Foxnews.com's George Russell explains more about Jones's new calling:

Jones is taking up the challenge as one of the newest board members of an obscure San Francisco New Age-style organization known as the Pachamama Alliance, which has been creating a global movement to make human rights for Mother Nature an international reality — complete with enforceable laws — by 2014. The Rio summit will create an important midpoint for that campaign.

[...]

The Global Alliance for the Rights of Nature “is working to build a movement of millions of educated and inspired individuals, with thousands of successful cases of enforceable Rights of Nature legislation having been enacted at local and national levels, by the end of 2014,” according to the Pachamama website.

[...]

The movement that Jones has joined shares its goals with some of the more radical governments represented at the United Nations, notably Ecuador and Bolivia, both nations with substantial territories in the Amazon Basin, and both with close ties to the socialist government of Venezuelan strongman Hugo Chavez.
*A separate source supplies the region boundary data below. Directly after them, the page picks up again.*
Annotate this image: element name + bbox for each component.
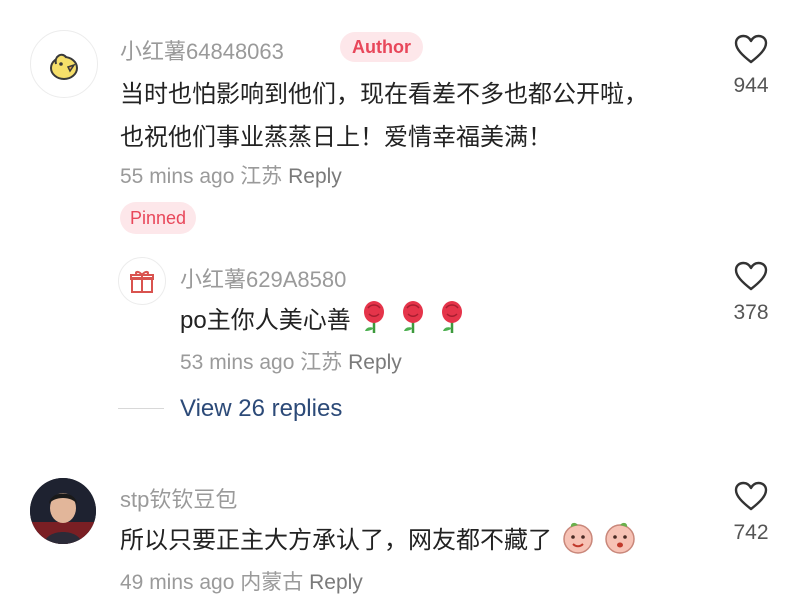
location: 内蒙古 bbox=[240, 571, 304, 594]
reply-button[interactable]: Reply bbox=[348, 351, 402, 374]
avatar[interactable] bbox=[118, 257, 166, 305]
divider bbox=[118, 408, 164, 409]
gift-icon bbox=[130, 271, 154, 293]
like-count: 742 bbox=[733, 521, 769, 544]
comment-meta: 55 mins ago 江苏 Reply bbox=[120, 160, 342, 190]
timestamp: 55 mins ago bbox=[120, 165, 235, 188]
comment-meta: 53 mins ago 江苏 Reply bbox=[180, 346, 402, 376]
rose-icon bbox=[364, 301, 385, 333]
comment-text-line-2: 也祝他们事业蒸蒸日上！爱情幸福美满！ bbox=[120, 124, 552, 151]
like-button[interactable]: 944 bbox=[721, 34, 781, 98]
comment-text-line-1: 当时也怕影响到他们，现在看差不多也都公开啦， bbox=[120, 81, 648, 108]
heart-icon[interactable] bbox=[734, 34, 768, 64]
like-count: 944 bbox=[733, 74, 769, 97]
like-count: 378 bbox=[733, 301, 769, 324]
comment-text: po主你人美心善 bbox=[180, 300, 467, 335]
like-button[interactable]: 742 bbox=[721, 481, 781, 545]
timestamp: 53 mins ago bbox=[180, 351, 295, 374]
rose-icon bbox=[441, 301, 462, 333]
comment-meta: 49 mins ago 内蒙古 Reply bbox=[120, 566, 363, 596]
timestamp: 49 mins ago bbox=[120, 571, 235, 594]
username[interactable]: stp钦钦豆包 bbox=[120, 482, 237, 514]
reply-button[interactable]: Reply bbox=[309, 571, 363, 594]
view-replies-link[interactable]: View 26 replies bbox=[180, 395, 342, 423]
chick-icon bbox=[50, 53, 78, 80]
heart-icon[interactable] bbox=[734, 481, 768, 511]
location: 江苏 bbox=[300, 351, 343, 374]
author-badge: Author bbox=[340, 32, 423, 62]
username[interactable]: 小红薯629A8580 bbox=[180, 262, 346, 294]
user-photo bbox=[30, 478, 96, 544]
like-button[interactable]: 378 bbox=[721, 261, 781, 325]
comment-section: 小红薯64848063 Author 当时也怕影响到他们，现在看差不多也都公开啦… bbox=[0, 0, 800, 604]
heart-icon[interactable] bbox=[734, 261, 768, 291]
peach-face-icon bbox=[605, 522, 636, 554]
comment-text-content: po主你人美心善 bbox=[180, 307, 351, 334]
avatar[interactable] bbox=[30, 478, 96, 544]
comment-text: 所以只要正主大方承认了，网友都不藏了 bbox=[120, 520, 637, 555]
peach-face-icon bbox=[562, 522, 593, 554]
avatar[interactable] bbox=[30, 30, 98, 98]
pinned-badge: Pinned bbox=[120, 202, 197, 234]
comment-text-content: 所以只要正主大方承认了，网友都不藏了 bbox=[120, 527, 552, 554]
location: 江苏 bbox=[240, 165, 283, 188]
rose-icon bbox=[403, 301, 424, 333]
reply-button[interactable]: Reply bbox=[288, 165, 342, 188]
username[interactable]: 小红薯64848063 bbox=[120, 34, 284, 66]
Additionally, Russell explains exactly what "Rights of Nature" looks like:

Among other things, the Pachamama Alliance claims that through the Pachamama Foundation—a “sister organization” it created in 1997 among native peoples of the Amazon Basin -- it was instrumental in helping to install the same “fundamental rights for nature” it espouses into the constitution of Ecuador in 2008.

The constitution includes such provisos as “Nature has the right to be completely restored,” and it mandates the government ban “introduction of organisms and organic and inorganic material that can alter in a definitive way the national genetic heritage,” among other things.

According to Russell, the Rights of Nature movement could be at the forefront of a U.N.-sponsored global summit on “sustainable development” in Rio de Janeiro in May 2012.